Increased CO2 levels are causing the ocean floor to dissolve
The chalky white bottom of the deep sea is mostly composed of calcite.
Calcite on the seafloor formed from the decaying remains of corals and shells from marine organisms and the mineral is crucial for combating ocean acidification. It also acts as a neutralizer for the carbon dioxide in the ocean, but as CO2 levels in the atmosphere and ocean increase, calcite’s ability to counter CO2 decreases.
In some regions, carbon dioxide is already dissolving calcite and turning the ocean floor a murky brown, but this is just the tip of the iceberg.
Researchers from McGill University conducted a study examining how CO2 increases would impact calcite and the sea floor.
Because most of the ocean’s CO2 is contained near the surface, the researchers needed to model CO2 dropping down to the seafloor to better project future ocean acidification.
“Because it takes decades or even centuries for CO2 to drop down to the bottom of the ocean, almost all the CO2 created through human activity is still at the surface. But in the future, it will invade the deep-ocean, spread above the ocean floor and cause even more calcite particles at the seafloor to dissolve,” said Olivier Sulpis, lead author of the study.
The researchers needed to develop a model for the deep ocean spread of CO2 to understand how it would affect the seabed and so the research team first created a seafloor microenvironment in a lab setting.
The lab model recreated ocean floor conditions including currents, temperature, sediment compositions, and chemical makeup.
Several experiments were conducted to find out what factors influence calcite dissolution, and the researchers were able to model the time it takes for calcite to dissolve when exposed to high levels of CO2.
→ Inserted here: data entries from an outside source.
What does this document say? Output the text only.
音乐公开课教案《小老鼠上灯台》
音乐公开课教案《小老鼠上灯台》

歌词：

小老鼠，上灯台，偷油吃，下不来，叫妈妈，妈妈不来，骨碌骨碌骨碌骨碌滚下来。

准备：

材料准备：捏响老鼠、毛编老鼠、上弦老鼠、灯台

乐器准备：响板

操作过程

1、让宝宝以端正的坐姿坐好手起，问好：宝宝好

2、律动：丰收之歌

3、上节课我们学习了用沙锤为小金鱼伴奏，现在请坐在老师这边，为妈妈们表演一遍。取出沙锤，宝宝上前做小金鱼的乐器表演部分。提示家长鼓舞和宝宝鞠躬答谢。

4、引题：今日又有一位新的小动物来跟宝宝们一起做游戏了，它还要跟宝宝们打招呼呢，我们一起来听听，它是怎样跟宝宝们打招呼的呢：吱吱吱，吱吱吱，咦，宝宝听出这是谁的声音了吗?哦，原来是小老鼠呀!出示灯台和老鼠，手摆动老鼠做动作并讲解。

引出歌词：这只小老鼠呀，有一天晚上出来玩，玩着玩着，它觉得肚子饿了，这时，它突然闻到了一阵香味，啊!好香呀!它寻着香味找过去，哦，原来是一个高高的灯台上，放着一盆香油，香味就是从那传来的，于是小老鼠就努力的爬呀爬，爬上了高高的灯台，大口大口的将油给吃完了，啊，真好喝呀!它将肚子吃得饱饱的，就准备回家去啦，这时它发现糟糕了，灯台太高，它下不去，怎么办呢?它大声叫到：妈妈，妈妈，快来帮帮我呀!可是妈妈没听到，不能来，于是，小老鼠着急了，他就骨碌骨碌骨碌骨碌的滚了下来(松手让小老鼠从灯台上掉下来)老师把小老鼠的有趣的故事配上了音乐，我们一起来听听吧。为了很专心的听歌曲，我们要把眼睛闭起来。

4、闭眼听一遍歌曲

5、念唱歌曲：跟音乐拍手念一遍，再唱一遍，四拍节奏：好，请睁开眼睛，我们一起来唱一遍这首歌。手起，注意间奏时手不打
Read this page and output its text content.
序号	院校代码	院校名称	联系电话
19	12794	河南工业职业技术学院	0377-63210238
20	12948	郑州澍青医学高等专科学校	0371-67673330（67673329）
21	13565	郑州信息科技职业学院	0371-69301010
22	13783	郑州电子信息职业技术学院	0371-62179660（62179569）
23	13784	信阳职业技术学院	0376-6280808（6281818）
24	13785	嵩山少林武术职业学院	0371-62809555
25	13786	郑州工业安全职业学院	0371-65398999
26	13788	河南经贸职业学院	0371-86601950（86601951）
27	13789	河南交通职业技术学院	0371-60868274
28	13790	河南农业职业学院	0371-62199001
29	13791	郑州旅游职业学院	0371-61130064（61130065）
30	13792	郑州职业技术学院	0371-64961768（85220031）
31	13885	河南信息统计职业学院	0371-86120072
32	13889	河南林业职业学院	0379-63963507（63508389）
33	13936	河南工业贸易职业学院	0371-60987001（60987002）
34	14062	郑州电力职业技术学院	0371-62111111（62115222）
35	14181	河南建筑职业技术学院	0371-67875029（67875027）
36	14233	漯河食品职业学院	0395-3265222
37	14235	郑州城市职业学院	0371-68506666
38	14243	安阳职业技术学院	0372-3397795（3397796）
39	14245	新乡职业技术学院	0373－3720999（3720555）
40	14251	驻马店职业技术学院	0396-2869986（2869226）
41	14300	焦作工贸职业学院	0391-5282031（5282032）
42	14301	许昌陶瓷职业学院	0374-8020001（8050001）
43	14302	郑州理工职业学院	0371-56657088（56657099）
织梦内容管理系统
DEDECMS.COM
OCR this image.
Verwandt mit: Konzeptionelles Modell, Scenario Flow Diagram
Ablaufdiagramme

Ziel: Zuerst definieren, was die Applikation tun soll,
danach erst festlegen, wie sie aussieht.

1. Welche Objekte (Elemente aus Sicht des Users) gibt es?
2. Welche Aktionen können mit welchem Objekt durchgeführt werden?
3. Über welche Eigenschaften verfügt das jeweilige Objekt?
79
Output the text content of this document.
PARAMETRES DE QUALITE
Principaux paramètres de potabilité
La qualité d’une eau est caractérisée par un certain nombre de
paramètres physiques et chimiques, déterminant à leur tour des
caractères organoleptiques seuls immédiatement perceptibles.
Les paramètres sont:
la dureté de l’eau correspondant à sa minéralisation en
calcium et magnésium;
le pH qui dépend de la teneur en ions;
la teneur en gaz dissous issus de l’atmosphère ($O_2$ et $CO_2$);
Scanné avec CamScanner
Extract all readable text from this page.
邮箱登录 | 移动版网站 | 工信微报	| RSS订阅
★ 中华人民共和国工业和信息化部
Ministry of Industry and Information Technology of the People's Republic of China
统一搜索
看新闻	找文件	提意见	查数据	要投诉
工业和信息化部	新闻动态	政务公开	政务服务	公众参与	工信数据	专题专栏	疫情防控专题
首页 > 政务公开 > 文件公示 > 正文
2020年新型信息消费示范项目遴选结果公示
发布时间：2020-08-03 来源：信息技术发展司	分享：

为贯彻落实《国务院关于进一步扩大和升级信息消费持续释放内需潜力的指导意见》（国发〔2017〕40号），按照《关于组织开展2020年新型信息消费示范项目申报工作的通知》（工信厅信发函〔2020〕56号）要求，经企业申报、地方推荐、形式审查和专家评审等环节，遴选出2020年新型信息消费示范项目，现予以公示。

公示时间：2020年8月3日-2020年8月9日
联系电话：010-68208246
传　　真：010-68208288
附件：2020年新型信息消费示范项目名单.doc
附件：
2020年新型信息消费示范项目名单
Because CO2 levels are increasing with unprecedented speed, the study raises concerns about calcite and ocean acidification. Soon the ocean’s natural barrier against acidification may all but completely dissolve.
“The rate at which CO2 is currently being emitted into the atmosphere is exceptionally high in Earth’s history, faster than at any period since at least the extinction of the dinosaurs,” said Sulpis. “And at a much faster rate than the natural mechanisms in the ocean can deal with, so it raises worries about the levels of ocean acidification in future.”